Karnından konuşanlar ülkesi yaratılmaya çalışılıyor, herkes vantrolog olmalıydı..
Gözler bile düşünceleri anlatıyordu, bu yüzden göz göze gelmek bile yasaktı!
Gözler yere bakacaktı..
Emperyalizmle öyle bir işbirliğine gidilmişti ki, kuşatılıyordu yurdumun her metre karesi..
Engeller yaratılacaktı özgür düşüncenin karşısında, ve halk bir kenara itilecekti!
Tek ses, tek düşünce, tek tipçi bir anlayış yaratılıyordu..

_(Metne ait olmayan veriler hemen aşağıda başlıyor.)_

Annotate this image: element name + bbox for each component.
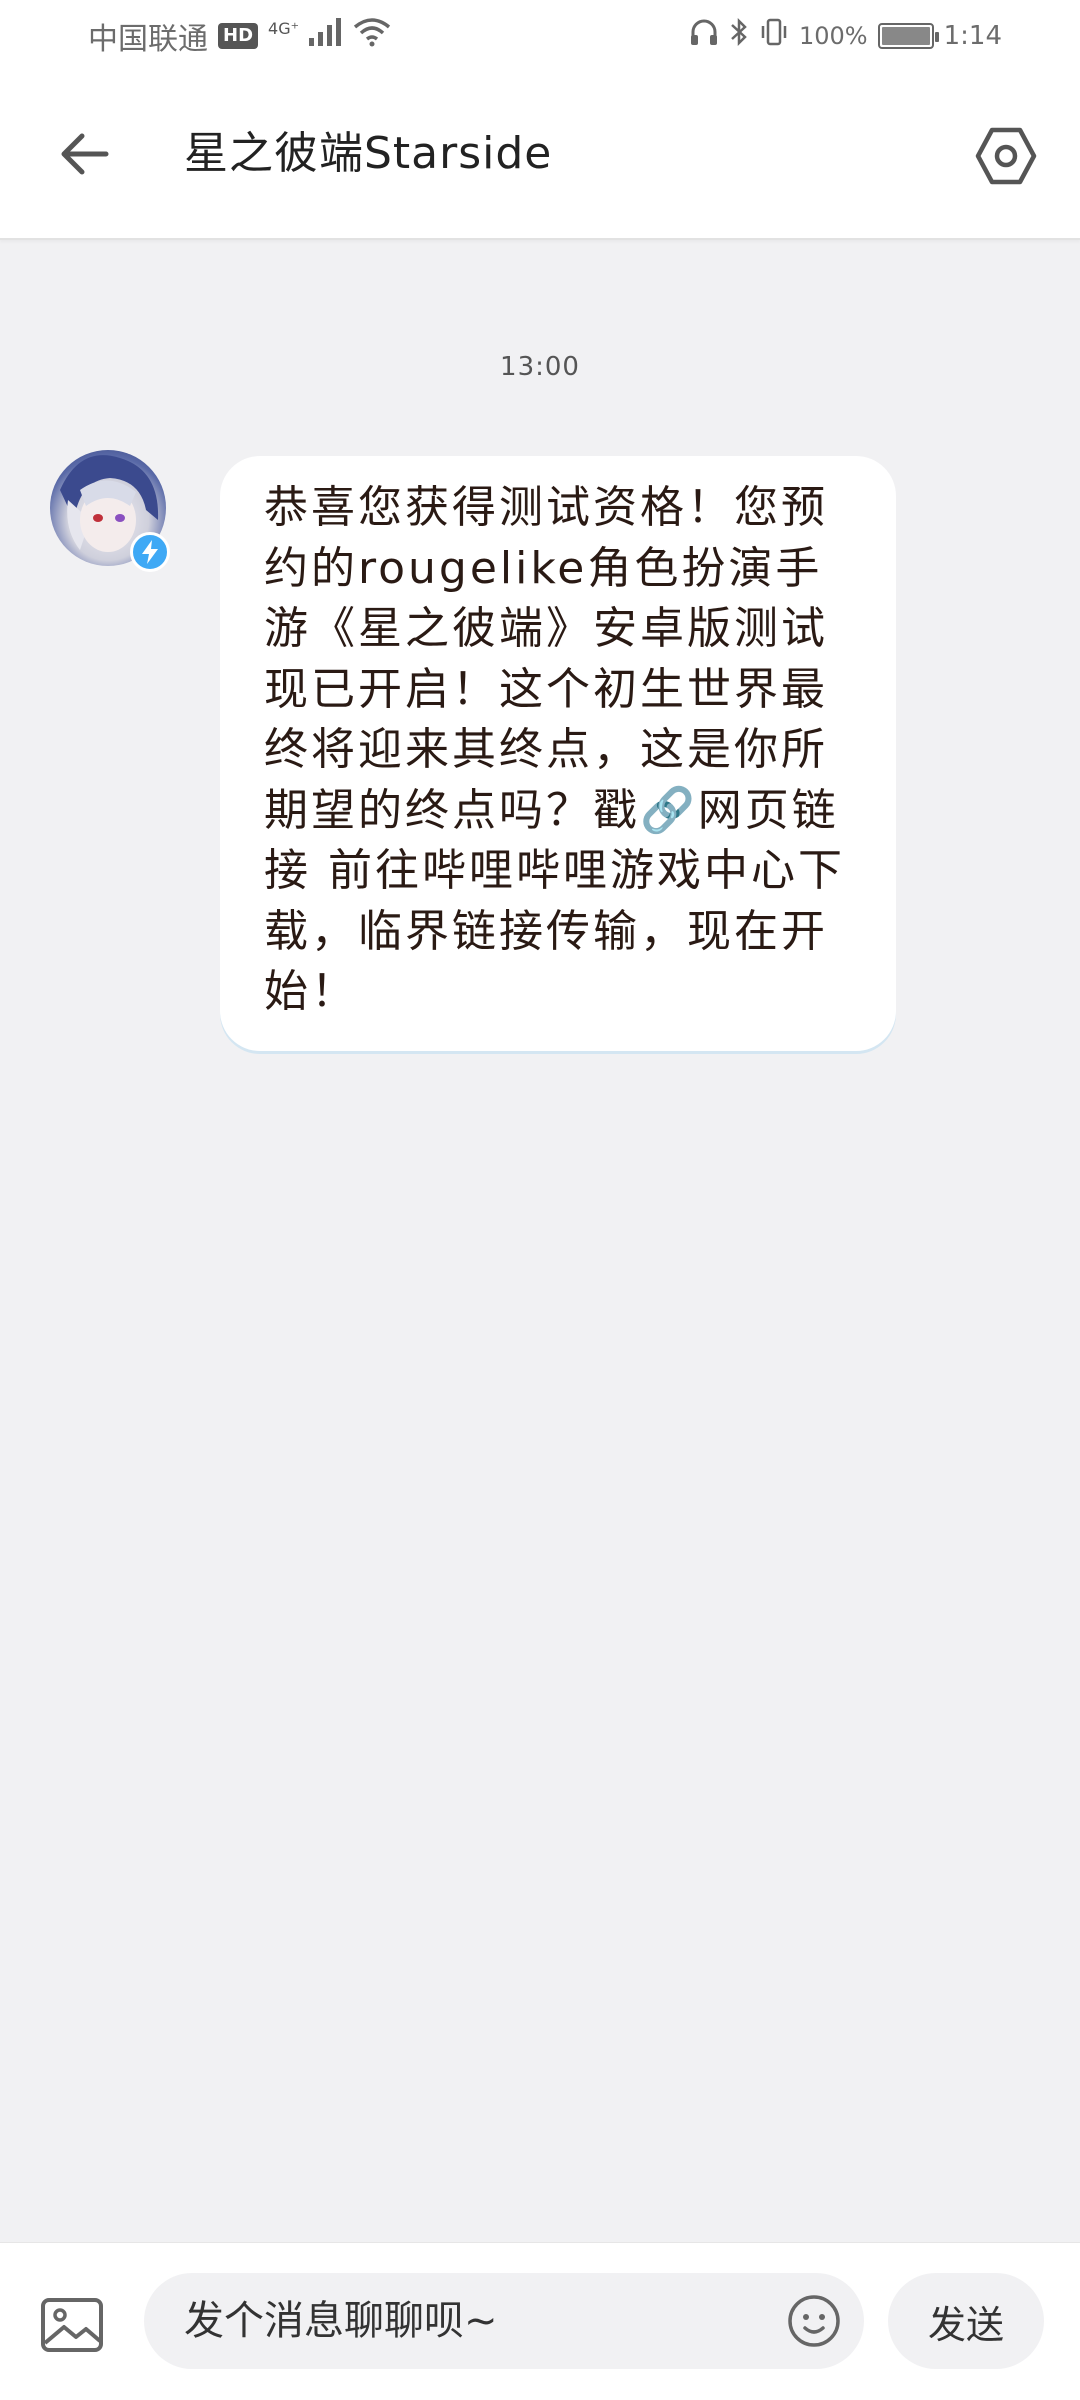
settings-hexagon-icon (975, 127, 1037, 185)
lightning-badge-icon (142, 540, 158, 564)
status-bar: 中国联通 HD 4G⁺ 100% 1:14 (0, 0, 1080, 72)
settings-button[interactable] (972, 122, 1040, 190)
bluetooth-icon (729, 17, 749, 55)
image-button[interactable] (36, 2293, 108, 2357)
hd-badge: HD (218, 23, 259, 49)
image-icon (41, 2298, 103, 2352)
send-button[interactable]: 发送 (888, 2273, 1044, 2369)
emoji-icon (788, 2295, 840, 2347)
back-button[interactable] (52, 122, 116, 186)
status-right: 100% 1:14 (689, 17, 1002, 55)
carrier-label: 中国联通 (88, 22, 208, 57)
battery-icon (877, 23, 939, 49)
emoji-button[interactable] (786, 2293, 842, 2349)
vibrate-icon (759, 17, 789, 55)
headphones-icon (689, 17, 719, 55)
network-type-label: 4G⁺ (268, 19, 300, 38)
input-bar: 发送 (0, 2242, 1080, 2400)
clock-label: 1:14 (943, 21, 1002, 51)
back-arrow-icon (61, 133, 109, 175)
app-header: 星之彼端Starside (0, 72, 1080, 240)
message-bubble[interactable]: 恭喜您获得测试资格！您预约的rougelike角色扮演手游《星之彼端》安卓版测试… (220, 456, 896, 1051)
signal-icon (309, 18, 343, 54)
page-title: 星之彼端Starside (184, 128, 553, 179)
verified-badge (130, 532, 170, 572)
battery-percent-label: 100% (798, 22, 868, 50)
wifi-icon (353, 17, 391, 55)
chat-screen: 中国联通 HD 4G⁺ 100% 1:14 星之彼端Starside 13:00… (0, 0, 1080, 2400)
message-timestamp: 13:00 (500, 352, 580, 382)
message-input[interactable] (144, 2273, 864, 2369)
chat-area[interactable]: 13:00 恭喜您获得测试资格！您预约的rougelike角色扮演手游《星之彼端… (0, 242, 1080, 2242)
status-left: 中国联通 HD 4G⁺ (88, 14, 391, 58)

"Benim" gibi düşünmeyenlere yaşam hakkı yok artık, deniliyordu..
Artık düşünmenin başlangıcında olan her şeyin peşinde koşuluyordu. Her kelimenin peşinde koşacakları günler yakındı..
Ve baharı yasaklayacaklar, yazı anımsatıyor diye!

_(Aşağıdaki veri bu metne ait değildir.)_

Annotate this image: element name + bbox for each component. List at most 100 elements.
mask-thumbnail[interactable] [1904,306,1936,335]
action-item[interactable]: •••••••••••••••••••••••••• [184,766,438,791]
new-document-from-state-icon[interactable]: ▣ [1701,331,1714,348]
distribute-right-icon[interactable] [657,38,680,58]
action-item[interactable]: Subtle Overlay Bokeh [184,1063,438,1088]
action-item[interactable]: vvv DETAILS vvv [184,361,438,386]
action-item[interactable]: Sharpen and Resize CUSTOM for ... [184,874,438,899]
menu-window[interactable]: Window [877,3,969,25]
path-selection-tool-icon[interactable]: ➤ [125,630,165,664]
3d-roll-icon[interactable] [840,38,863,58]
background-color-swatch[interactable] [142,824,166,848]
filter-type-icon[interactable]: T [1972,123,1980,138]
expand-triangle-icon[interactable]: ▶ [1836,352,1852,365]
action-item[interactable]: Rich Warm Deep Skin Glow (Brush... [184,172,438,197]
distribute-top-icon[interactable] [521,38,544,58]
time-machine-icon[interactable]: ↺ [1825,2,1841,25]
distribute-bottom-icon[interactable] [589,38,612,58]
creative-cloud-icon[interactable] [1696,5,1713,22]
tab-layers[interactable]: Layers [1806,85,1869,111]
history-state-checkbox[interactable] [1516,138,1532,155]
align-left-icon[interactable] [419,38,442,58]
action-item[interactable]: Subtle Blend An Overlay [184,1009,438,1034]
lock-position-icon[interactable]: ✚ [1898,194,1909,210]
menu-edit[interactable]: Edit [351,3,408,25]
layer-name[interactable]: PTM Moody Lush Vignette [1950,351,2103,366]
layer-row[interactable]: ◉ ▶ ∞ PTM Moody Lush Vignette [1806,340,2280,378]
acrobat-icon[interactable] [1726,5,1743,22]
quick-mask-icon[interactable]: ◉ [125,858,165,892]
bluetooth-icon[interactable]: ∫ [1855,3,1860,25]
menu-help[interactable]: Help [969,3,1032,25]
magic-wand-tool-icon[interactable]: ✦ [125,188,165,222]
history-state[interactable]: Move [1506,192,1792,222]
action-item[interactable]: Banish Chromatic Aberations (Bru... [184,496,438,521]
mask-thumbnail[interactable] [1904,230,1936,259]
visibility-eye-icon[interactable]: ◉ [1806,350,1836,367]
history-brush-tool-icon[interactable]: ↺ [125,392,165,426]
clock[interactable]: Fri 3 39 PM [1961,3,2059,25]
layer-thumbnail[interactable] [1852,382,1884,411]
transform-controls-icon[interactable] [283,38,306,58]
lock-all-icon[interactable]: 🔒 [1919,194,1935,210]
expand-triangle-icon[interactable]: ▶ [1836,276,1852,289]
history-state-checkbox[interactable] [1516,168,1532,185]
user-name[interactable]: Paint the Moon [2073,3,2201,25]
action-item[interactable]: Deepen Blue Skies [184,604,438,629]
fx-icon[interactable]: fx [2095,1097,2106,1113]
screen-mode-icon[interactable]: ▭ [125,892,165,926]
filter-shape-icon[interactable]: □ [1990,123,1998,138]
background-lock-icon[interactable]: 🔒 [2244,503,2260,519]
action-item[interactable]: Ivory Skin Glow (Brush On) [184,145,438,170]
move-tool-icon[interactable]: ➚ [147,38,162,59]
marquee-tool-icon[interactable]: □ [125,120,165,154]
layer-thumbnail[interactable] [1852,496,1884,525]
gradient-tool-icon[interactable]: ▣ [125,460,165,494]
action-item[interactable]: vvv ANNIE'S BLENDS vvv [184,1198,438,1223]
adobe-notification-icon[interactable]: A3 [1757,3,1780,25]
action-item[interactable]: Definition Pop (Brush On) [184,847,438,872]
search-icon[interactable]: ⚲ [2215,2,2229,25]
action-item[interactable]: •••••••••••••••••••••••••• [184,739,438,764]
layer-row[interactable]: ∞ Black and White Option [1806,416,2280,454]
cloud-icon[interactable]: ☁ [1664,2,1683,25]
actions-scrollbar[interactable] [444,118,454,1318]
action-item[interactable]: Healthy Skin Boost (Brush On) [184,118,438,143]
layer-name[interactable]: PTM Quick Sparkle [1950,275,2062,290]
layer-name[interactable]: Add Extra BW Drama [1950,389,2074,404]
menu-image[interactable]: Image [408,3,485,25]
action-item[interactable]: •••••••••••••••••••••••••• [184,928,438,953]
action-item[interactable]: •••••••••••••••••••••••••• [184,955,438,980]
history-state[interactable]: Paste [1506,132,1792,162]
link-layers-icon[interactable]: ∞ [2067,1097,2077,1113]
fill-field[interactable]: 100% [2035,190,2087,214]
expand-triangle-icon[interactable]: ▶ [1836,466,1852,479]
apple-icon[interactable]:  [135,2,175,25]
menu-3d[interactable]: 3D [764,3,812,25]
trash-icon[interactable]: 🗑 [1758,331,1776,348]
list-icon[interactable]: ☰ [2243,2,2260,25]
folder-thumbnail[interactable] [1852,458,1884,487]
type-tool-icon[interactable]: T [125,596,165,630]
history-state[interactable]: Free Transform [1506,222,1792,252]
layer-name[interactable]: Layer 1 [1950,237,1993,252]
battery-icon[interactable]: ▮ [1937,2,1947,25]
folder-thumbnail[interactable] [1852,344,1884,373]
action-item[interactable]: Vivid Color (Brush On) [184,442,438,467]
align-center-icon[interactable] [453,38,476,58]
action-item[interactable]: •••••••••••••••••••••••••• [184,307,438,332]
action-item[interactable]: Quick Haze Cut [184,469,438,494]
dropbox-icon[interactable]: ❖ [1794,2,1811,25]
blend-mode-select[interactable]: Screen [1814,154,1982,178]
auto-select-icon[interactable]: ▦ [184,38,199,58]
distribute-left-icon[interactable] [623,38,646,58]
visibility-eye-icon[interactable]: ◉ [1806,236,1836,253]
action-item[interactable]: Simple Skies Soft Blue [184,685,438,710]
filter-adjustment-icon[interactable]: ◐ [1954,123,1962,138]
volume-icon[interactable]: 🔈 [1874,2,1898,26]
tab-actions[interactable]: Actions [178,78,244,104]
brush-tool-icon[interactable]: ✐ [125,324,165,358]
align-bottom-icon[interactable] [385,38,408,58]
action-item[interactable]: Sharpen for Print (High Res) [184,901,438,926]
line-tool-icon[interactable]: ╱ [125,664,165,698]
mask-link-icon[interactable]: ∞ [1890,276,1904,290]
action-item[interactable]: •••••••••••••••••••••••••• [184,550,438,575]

Bunlar dostluğu anımsatıyor diye el sıkışmayı yasaklayacaklar..
Belki yarınlarda iki kişinin bir araya gelmesi bile yasaklanacak..
Emperyalizm kendisi için engelsiz bir dünya istiyordu..
Sabanın takılmayacağı taşsız tarlalar düşlüyordu..
Kirli kapitalizmin tek düşmanı vardı: "Kemalist düşünce!"
Ey Anadolu halkı..
İşte manzara bu, durum gerçekten vahim!
Her kesimin yiğit, dürüst, boyun eğmeyen kardeşlerim..
Düşünmeye kilit vurmaya hazırlanan bir süreç var önümüzde!
Ya hep beraber karşı çıkacağız bu duruma, ya da hep beraber öleceğiz, "..ya istiklal ya ölüm!" diyerek.
İşte bu olumsuz, bu karanlık tablolar karşısında ey Anadolu’nun parlak, aydınlık, ilerici düşünceli insanı..
Hangi kesimden olursa ol ve yurtseverliğini göster!
Hadi hep beraber yasaklara karşı çıkalım, ve 12 Haziran‘da emperyalizmin bütün yüzlerine Kemalizmin yumruğunu vuralım. Gelin emperyalizmin modern sömürü düzenini hep beraber yıkıp, düşünce özgürlüğüne Kemalizmin damgasını vuralım!